上面的例子有两个重要的概念,一个是get_type,一个是alter_fun。两者都接受一个函数,其中get_type是如何将mat中的每个单元如何分解成突变类型,alter_fun是如何对每一种突变类型进行绘图。 get_type接受一个参数x,这个x将会是mat中的每一个值。比如这里的mat[g1, s1]就是"snv1;indel"。而alter_fun将会是一个list of function,list中的每个元素名称都将是可能出现在get_type得到的值中。
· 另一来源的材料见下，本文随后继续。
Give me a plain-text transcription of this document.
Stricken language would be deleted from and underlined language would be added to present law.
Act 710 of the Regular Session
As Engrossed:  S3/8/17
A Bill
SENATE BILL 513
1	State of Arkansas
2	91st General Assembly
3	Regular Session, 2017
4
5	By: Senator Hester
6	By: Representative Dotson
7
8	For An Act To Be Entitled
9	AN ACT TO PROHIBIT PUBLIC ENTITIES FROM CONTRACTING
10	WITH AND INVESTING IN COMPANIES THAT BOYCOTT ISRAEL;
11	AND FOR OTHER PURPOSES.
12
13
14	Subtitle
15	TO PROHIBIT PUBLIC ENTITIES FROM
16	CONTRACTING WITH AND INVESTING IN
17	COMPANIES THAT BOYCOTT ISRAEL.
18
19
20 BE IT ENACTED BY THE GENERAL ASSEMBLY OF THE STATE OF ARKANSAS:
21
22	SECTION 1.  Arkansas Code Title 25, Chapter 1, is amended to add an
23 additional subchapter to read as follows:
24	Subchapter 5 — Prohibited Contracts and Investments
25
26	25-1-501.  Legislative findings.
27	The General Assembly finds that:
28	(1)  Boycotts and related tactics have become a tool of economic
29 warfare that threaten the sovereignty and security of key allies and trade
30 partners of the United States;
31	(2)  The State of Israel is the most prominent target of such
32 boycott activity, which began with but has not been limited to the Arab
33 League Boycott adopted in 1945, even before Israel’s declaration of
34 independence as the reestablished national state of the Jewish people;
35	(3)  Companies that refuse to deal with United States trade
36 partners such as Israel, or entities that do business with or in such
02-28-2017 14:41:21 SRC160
list中的每一个函数有四个参数,x,y,w,h,它们分别指heatmap中对应mat中的每个单元格的x, y的坐标以及单元格的高度和宽度。

接下来我们看下如何画瀑布图:

#建立对象
mat <- read.delim(file.path(system.file("extdata", "tcga_lung_adenocarcinoma_provisional_ras_raf_mek_jnk_signalling.txt",
                                       package = "ComplexHeatmap")), 
                 stringsAsFactors=FALSE, row.names=1)
mat[is.na(mat)] <- "  "
mat <-  mat[, -ncol(mat)]
mat = t(as.matrix(mat))

##假设有三种突变类型“MUT”,“AMP”,“HOMDEL”
#写出类型
alter_fun <- list(
    background = function(x, y, w, h) {
        grid.rect(x, y, w-unit(0.5, "mm"), h-unit(0.5, "mm"), gp = gpar(fill = "#CCCCCC", col = NA))
    },
    HOMDEL = function(x, y, w, h) {
        grid.rect(x, y, w-unit(0.5, "mm"), h-unit(0.5, "mm"), gp = gpar(fill = "blue", col = NA))
    },
    AMP = function(x, y, w, h) {
        grid.rect(x, y, w-unit(0.5, "mm"), h-unit(0.5, "mm"), gp = gpar(fill = "red", col = NA))
    },
    MUT = function(x, y, w, h) {
        grid.rect(x, y, w-unit(0.5, "mm"), h*0.33, gp = gpar(fill = "#008000", col = NA))
    }
)
#定义颜色
col = c("MUT" = "#008000", "AMP" = "red", "HOMDEL" = "blue")
#读取行名信息
sample_order <- scan(system.file("extdata", "sample_order.txt",
                                package = "ComplexHeatmap"), 
                    what = "character")
#构建对象
ht <- oncoPrint(mat, get_type = function(x) strsplit(x, ";")[[1]],
                alter_fun = alter_fun, col = col, 
                row_order = NULL, column_order = sample_order,
                remove_empty_columns = TRUE,
                column_title = "OncoPrint for TCGA Lung Adenocarcinoma, genes in Ras Raf MEK JNK signalling",
                heatmap_legend_param = 
                  list(title = "Alternations", 
                       at = c("AMP", "HOMDEL", "MUT"), 
                       labels = c("Amplification", 
                                  "Deep deletion", 
                                  "Mutation"),
                       nrow = 1, title_position = "leftcenter"))
#画图
draw(ht, heatmap_legend_side = "bottom")


这里有另外一位大佬写的,挺不错的,欢迎大家参阅
https://www.jianshu.com/p/deb17d0bcd58

基因网络

在实验中,我们常常会将RNAseq的结果和ChIPseq的结果结合起来,以利于提高下游的验证率,在这个过程中,可以使用GeneNetworkBuilder来查找高验证率的目标基因。GeneNetworkBuilder需要两个实验输入,一个是全基因 组的表达图谱,一个是目标蛋白的目标基因。GeneNetworkbuilder还需要该物种的调控网络数据,该数据是为了联接实验数据迷失的目标基因。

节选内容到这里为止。